3. 1000-1200 Mongol invasion and Kikuchi Clan

Primer questions
1. Who were Genghis Khan and Kublai Khan, and what did they do?
2. What do you know about the Kikuchi clan?
3. What was the Kanmu Restoration?

Near the end of the Heian era, great clans developed in Higo and elsewhere, and these needed personal armies of warriors to protect themselves, leading to the development of samurai. In Higo, there were three great clans: Kikuchi菊池in the North, Aso 阿蘇in the East, and Sagara 相良in the South, especially present day Hitoyoshi. Wikipedia (Kikuchi clan) says that “Along with the Otomo, Ouchi, Shoni and Shimazu, [the Kikuchi clan] would write the history of the island of Kyushu.”

The Kikuchi clan was especially involved in battles with foreign invaders. In 1019, the founder of the clan Fujiwara no Noritaka 藤原 則隆fought against the Jurchens (女真) when they invaded northern Kyushu (Toi Invasion 刀伊の入寇). As a reward, Noritaka moved to Kikuchi and became the founder of the Kikuchi clan.

In Heian Japan, the Fujiwara clan controlled most of the government. However, two other powerful clans, the Taira and Minamoto, also fought for power with powerful samurai armies, culminating in the Genpei war of 1180-1185. The final major battle was at Dan-no-Ura between Kyushu and Honshu, and the Taira clan lost, leading many to escape and hide in the mountains of Kyushu. In Kumamoto, there is a Heike-no-sato in the mountains of Gokanosho near Yatsushiro. Kikuchi Takanao and Yoshitaka, 6th and 8th heads of the Kikuchi clan, both fought against the Minamoto family.

In 1274 and 1281, under Kublai Khan, the Mongols tried to invade Japan through Fukuoka. At that time, Kikuchi Takefusa (菊池 次郎 武房10th head of Kikuchi Clan) fought against them, and was rewarded for his valor.

Most people know about the Meiji restoration, but there was another restoration of the Emperor, however, between the Kamakura (1192-1333) and Muromachi (1338-1573) eras. This was called the Kenmu restoration (建武の新政), when Emperor Go-Daigo tried to gain political power. At that time, Kikuchi Taketoki ( 菊池 武時12th head) fought for him. But Go-Daigo eventually lost, and Taketoki and one of his sons were captured and beheaded in Fukuoka. Fifteen shrines were built to commemorate people who aided Go-Daigo, and Kikuchi and Yatsushiro Shrines are two of them. Yatsushiro commemorates Go-Daigo’s son, whereas Kikuchi commemorates Taketoki.

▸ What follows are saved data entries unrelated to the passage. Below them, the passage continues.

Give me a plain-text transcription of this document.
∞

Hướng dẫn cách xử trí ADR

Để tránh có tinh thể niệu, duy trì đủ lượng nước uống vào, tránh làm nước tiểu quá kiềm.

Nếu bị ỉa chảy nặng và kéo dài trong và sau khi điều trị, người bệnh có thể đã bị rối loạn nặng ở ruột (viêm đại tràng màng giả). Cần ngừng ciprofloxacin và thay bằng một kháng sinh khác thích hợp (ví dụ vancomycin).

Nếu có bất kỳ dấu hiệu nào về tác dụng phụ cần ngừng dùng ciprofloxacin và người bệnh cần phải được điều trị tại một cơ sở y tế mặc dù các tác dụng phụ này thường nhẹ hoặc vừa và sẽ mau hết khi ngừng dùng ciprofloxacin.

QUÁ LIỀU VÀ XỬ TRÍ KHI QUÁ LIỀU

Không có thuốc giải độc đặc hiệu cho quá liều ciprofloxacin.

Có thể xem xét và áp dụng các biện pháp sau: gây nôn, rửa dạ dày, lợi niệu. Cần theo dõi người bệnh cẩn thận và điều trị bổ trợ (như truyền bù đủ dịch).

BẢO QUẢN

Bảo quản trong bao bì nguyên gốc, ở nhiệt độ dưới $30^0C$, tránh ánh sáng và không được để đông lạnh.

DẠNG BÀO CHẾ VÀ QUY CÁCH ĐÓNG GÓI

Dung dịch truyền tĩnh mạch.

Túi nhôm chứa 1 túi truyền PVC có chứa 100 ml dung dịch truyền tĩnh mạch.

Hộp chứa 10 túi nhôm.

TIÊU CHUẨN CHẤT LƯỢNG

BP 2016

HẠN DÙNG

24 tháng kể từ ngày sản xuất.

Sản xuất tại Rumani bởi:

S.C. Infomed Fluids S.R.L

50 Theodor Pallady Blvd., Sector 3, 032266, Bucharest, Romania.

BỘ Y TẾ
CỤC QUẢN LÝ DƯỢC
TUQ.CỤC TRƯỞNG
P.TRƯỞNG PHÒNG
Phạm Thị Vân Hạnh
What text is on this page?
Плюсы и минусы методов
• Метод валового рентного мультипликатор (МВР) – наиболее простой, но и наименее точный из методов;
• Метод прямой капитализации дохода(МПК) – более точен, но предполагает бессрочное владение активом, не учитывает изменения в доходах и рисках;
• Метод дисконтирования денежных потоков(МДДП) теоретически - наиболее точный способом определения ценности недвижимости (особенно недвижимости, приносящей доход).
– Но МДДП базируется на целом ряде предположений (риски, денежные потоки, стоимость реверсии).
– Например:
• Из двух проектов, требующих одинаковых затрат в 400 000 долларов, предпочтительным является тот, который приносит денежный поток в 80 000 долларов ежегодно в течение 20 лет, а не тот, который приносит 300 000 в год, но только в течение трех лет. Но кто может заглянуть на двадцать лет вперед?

From the Hakata Nikki: "So the heads of Kikuchi nyudo, his son Saburo, Jakua's younger brother Kakusho, and the wakato were hung up in the place where warriors practice shootings dogs from horses. Jakua's, Saburo's, and Kakusho's [heads] were displayed separately. In the evening they were taken down and placed in the residence where they remained for about ten days. Then they were nailed to a board and a sign said that they were heads of the rebels, Kikuchi Tarō nyuda Jakua, his son Saburo, and Jakua's younger brother, Jirō Saburō nyudo Kakusho."[8]

Go-Daigo lost his government after three years to the Ashikaga, and the Imperial house was to split between the North and South courts from 1336-1392. This split allowed the Ashikaga family, aligned with the North court to reign freely during Muromachi era. However, Kikuchi Takemitsu (菊池 武光15th head and 9th son of Taketoki) loyally fought in the Nanboku-cho era on the side of Emperor Go-Daigo as his father had done.

	The clan continued to rule over Higo until 1554, when Otomo Sorin, who was ruling in Funai (Oita) and battled with and conquered the 26th head of the Kikuchi clan, Yoshitake, who also happened to be his uncle. The Ouchi clan, based in Yamaguchi, replaced the Kikuchi clan in Kumamoto, but they too lost power and dissolved in 1557, to be replaced by the Mori family in much of southern Honshu, and the Otomo clan in northern Kyushu. Satsuma, to the south, was also struggling in this era to gain power and briefly held most of Higo from 1584-1587.

Although the Kikuchi clan dispersed (many going to Tohoku), the samurai tradition continued even through to the Meiji Era. The famous last samurai, Saigo Takamori, was descended from the Kikuchi clan. When Saigo was exiled to Okinoerabu Island, he used the name Kikuchi Gengo (菊池源吾). Saigo’s son Kikujiro (西郷菊次郎)was an early Meiji international man, who studied in America and became a mayor of both Kyoto and Yilan County in Taipei, Taiwan.